The TWIV panelists interviewed the authors of an editorial
"COVID-19: All the wrong moves in all the wrong places". A lot was covered. The parts I found most interesting were:
  • They suggest there is a disconnect between MD's specializing in infectious disease (ID) and those specializing in critical care and trauma (intensivists). ID gets the most attention in the news media (emphasizing the cytokine storm aspect, I think). The authors like the idea of having a national institue of critical care and trauma similar to the NIAID. The needs are different.

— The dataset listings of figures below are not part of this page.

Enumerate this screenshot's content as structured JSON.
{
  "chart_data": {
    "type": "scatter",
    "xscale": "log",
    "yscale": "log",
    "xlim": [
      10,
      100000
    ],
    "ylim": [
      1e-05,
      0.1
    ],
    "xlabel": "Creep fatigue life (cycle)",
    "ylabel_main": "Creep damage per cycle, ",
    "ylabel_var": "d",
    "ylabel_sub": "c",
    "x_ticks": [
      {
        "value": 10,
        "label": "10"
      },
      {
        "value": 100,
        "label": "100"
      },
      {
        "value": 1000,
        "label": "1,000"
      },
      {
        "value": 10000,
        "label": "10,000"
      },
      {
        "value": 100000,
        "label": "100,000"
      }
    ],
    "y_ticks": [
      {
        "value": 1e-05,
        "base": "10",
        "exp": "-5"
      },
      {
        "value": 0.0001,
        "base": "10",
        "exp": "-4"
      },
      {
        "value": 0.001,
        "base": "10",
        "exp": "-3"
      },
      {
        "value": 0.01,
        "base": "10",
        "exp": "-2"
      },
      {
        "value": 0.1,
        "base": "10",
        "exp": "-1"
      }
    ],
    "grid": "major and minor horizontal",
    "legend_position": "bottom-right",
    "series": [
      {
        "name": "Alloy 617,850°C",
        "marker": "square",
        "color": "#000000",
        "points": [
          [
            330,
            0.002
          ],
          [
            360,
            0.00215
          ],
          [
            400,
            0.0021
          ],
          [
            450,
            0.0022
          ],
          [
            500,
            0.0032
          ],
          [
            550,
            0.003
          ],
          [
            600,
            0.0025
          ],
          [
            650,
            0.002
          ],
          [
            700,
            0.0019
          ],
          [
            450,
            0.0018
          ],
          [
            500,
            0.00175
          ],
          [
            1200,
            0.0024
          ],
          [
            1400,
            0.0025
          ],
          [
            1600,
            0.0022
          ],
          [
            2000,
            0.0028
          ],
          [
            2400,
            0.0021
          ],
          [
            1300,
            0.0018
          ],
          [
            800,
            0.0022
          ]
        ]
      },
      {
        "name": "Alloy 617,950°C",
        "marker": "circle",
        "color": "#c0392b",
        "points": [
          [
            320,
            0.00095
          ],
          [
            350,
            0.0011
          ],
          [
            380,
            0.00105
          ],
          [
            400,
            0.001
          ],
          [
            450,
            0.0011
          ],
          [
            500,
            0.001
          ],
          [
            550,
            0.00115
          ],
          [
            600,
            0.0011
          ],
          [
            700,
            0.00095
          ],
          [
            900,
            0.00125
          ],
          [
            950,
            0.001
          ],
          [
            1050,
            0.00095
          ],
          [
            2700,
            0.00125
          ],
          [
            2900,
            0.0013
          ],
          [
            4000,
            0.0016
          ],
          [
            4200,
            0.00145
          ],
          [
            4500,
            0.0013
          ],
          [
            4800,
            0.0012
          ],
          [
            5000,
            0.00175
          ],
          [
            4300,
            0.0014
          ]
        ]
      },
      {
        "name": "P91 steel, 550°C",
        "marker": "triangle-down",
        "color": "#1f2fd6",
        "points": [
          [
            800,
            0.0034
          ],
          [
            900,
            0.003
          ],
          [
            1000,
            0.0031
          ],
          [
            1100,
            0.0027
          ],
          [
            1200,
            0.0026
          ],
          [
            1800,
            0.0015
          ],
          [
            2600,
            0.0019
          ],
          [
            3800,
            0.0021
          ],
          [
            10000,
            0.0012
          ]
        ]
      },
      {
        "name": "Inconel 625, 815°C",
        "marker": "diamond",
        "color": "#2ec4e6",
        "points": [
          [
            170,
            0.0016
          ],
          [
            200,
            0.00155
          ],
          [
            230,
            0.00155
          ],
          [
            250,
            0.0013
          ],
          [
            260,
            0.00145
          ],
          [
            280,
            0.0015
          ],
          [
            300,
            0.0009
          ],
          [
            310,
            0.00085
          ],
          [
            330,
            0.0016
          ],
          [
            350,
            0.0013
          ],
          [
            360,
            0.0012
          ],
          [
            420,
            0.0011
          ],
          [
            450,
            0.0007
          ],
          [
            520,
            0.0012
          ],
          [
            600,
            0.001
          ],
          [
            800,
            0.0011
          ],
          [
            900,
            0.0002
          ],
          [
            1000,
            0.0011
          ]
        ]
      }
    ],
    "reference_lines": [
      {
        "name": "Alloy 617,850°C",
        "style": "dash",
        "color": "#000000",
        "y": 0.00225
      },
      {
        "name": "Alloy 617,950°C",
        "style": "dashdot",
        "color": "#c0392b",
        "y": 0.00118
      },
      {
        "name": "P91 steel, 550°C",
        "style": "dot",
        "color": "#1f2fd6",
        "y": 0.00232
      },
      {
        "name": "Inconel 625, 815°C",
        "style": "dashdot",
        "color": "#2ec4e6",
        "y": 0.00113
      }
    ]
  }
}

  • They remark that people generally don't die directly from the virus. (provocative sounding) Given support and time most people's immune systems will defeat the virus. (Long haulers wonder what the heck is going on, of course.) As they see it people are dying from organ failure. (The virus causes trauma, perhaps is one way of looking at it.) As intensivists, their job is to support patients during organ failure long enough that they are able to mount a defense against the virus and resume (more or less) normal organ function.
  • They see COVID-19 more in terms of being a disease of the endothelium. Link. They are interested in blood clots, micro-thrombi in particular. (Seheult posted a series of videos on MedCram starting in April on this issue. He also is an intensivist.)
(It is interesting to contrast what these intensivists say with what Daniel Griffin says. Griffin specializes in ID and during the pandemic has been leading off each TWIV episode with news from his practice.. Griffin and others like to divide the disease up into stages. I think in August [or September] he decided to add a blood clot stage to his spiel. Previously he was stopping with cytokine storm.)